Since I fall into the millennial generation, I use the verb “adulting” with a sly smile of irony whenever I do something like make a car payment or buy groceries. There was something else that made me feel like an adult this past weekend: I went to a housewarming party for a couple with whom I have been friends since high school. I am very good friends with the husband, and his wife and I get along well, but we have a bit of a past. Don’t worry, it wasn’t anything shady; I was just a jerk in high school.
When I moved to Minnesota for the second time, I was entering my sophomore year of high school. I tried to be funny to open up to people and sometimes that came out as making fun of other kids. I used to pick on the aforementioned girl in our social studies class, which is also where she met her future husband. She sometimes brings up the fact that I was so mean to her, and I always own up to it, so it has become more of an inside joke between us than any lasting antagonism. It usually doesn’t bother me, but when I was at the housewarming party, I looked around and saw all of the people who came to support and congratulate them in their achievement, and her comment dug a little deeper under my skin.
I couldn’t help but think, “What if I hadn’t been such a jerk in high school?” Would I have possibly found a relationship, settled down, or had a larger group of close friends instead of the few I have now? How much of a difference would that have made and what sort of trajectory would my life have taken if that had been the case? I don’t care to dwell on the past, but I do think looking back and admitting my many mistakes with the intent to learn from them is healthy. However, to obsess or wonder at what could have been only drags me down into a dark pit that blocks out all of the light in my life. I could be jealous of my friends, I could wallow and wish things had been different, but there is no point. I choose to be happy for them, to support them, and to continue to walk my path in life as I have. I know who I am, I know how I have acted toward other people and myself in the past, and I have no misconception of how I should be treated by them.
I have always existed on the fringe of my friend groups, as I have written about on here before, so it is something I have come to acknowledge and accept. Coincidentally enough, I was speaking with another friend from high school the day before the housewarming. She had asked if I knew who won Homecoming king and queen our senior year; she took PSEO classes full-time for her last two years and due to this wasn’t physically present at our high school. She posted the question publicly and there was a groundswell of people I knew from high school who commented. She eventually got the answer she was looking for, but in trying to find out and help her, I started to have some flashbacks to that time. There is a lot about me now that is totally different than the person I was, most of it for the better, but high school wasn’t a great time for me. There are a lot of bad memories, many of which involve my interaction with friends or girls, and I don’t particularly enjoy returning to them. However, the couple whose housewarming I attended are firmly rooted in that chapter of my life, so I was willing to bite the bullet and risk running into people who may not have the best memories or opinion of me in order to support my friends.

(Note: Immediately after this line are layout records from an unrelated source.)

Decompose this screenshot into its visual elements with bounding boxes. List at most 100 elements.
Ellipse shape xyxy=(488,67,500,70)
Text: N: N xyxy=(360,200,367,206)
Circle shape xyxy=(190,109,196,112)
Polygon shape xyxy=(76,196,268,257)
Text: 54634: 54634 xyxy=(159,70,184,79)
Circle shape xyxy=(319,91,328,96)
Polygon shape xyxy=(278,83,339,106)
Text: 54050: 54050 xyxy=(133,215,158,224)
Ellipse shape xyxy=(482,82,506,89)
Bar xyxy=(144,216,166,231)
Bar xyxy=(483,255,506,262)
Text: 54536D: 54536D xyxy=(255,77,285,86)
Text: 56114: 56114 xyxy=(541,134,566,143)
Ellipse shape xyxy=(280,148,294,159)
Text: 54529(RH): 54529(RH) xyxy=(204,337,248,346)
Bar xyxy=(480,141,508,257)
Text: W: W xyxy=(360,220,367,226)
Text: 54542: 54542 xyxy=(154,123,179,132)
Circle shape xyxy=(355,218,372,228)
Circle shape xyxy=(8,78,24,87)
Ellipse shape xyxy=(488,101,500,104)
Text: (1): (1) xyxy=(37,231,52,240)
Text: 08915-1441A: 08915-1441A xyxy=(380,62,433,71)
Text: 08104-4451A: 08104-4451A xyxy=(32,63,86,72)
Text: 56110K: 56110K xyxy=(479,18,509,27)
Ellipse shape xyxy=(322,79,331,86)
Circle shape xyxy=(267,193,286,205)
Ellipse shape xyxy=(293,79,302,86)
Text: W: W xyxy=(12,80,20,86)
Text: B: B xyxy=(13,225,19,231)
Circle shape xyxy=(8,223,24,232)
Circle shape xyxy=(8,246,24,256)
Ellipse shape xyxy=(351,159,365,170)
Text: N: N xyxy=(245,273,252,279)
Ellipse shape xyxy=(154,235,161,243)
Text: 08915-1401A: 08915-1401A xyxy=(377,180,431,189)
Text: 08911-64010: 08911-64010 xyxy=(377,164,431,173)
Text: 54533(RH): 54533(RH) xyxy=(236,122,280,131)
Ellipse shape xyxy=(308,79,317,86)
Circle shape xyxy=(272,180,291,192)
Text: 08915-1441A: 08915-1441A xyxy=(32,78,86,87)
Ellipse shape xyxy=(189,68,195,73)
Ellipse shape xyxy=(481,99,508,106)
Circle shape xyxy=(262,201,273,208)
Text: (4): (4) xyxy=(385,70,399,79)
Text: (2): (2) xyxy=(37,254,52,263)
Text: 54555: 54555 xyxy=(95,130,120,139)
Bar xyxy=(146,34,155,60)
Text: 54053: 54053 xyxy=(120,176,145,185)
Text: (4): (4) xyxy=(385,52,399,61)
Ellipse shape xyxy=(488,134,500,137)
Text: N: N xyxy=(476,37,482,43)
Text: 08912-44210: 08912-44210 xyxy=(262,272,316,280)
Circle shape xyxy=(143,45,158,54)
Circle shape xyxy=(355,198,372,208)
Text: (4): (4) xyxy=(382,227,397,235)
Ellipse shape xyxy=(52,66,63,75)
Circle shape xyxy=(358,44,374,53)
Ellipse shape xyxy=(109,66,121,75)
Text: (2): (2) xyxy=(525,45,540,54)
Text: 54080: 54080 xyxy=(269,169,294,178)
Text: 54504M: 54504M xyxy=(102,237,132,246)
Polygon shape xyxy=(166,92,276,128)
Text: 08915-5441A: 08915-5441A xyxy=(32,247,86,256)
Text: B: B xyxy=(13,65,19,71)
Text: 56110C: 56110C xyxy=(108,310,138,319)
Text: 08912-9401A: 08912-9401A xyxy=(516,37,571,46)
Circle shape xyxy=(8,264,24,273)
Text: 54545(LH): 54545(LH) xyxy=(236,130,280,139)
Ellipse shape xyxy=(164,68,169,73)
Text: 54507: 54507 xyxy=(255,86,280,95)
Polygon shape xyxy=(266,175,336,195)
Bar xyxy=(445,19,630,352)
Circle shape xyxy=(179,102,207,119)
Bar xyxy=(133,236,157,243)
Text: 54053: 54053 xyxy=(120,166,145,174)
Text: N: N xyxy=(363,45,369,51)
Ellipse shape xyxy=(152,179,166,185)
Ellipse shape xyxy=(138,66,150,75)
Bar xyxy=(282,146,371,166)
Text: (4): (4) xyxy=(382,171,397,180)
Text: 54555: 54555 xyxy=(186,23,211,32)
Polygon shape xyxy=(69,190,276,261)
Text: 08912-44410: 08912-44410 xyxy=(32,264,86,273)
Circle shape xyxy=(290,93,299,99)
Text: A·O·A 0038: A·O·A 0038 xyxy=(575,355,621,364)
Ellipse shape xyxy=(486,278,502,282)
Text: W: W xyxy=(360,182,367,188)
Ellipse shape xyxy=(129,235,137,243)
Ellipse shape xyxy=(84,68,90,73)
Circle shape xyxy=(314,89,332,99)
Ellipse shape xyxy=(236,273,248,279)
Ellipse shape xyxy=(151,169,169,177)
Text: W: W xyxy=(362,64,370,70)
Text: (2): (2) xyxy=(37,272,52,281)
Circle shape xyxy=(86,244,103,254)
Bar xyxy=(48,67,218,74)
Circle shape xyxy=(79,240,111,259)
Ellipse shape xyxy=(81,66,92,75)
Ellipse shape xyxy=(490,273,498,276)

Part of me wonders if I really came off as badly in high school as I think I did; I know I can be hard on myself, especially with regard to how I interact with others or with my appearance. Part of me that assumes it was so much worse than I can even imagine, though the reality is most likely that people never gave me as much thought as I think they did (if that makes sense). I had some emotional issues and mental health problems that most certainly contributed to the way I interacted with others. I know enough to realize that it isn’t healthy to worry too much about what other people think just as it isn’t healthy to compare your idea of success to another person’s. We all have different paths to walk and destinations that we walk toward; to try and qualify ourselves based on where someone else is in their life is ridiculous and unnecessary. I won’t say it is easy to keep this perspective, but all I can hope is that I learn from the person I was and become a man I would want to meet.
In the end, I feel a twinge of guilt at how kind my friend and his wife are to me; they have a close group of friends that I am familiar with, but in which I wouldn’t include myself. Part of my issue with social media is seeing the people who were friends in high school still making time to be together all these years later; I know that I consciously walked away from that and can pinpoint the times when my path forked off. The girls I had crushes on move between relationships and despite the fact that many years have gone by, I am hesitant to reach out to connect when they are single; I still hold on to the image of myself as that weird teenager. My self-esteem withdraws and all I can think of is that they hold that same mental image of me as a teen; someone with mental health issues who doesn’t know how to deal with them and does strange things for attention. I am caught between leaving that world behind and making an attempt to show I am different now.
Regardless, the couple are both genuinely excited when we get together and they are a light in my life that gives me an example of what can go right in a relationship. I truly wish them all the success in the world because they are good people, and those seem to be few and far between these days. I will continue to support them and make my appreciation of their friendship known, and I will reject the impulse to be jealous; I was who I was in high school and have hopefully learned to be better. I don’t need to dig up and destroy my roots; I just need to make sure I don’t trip over them.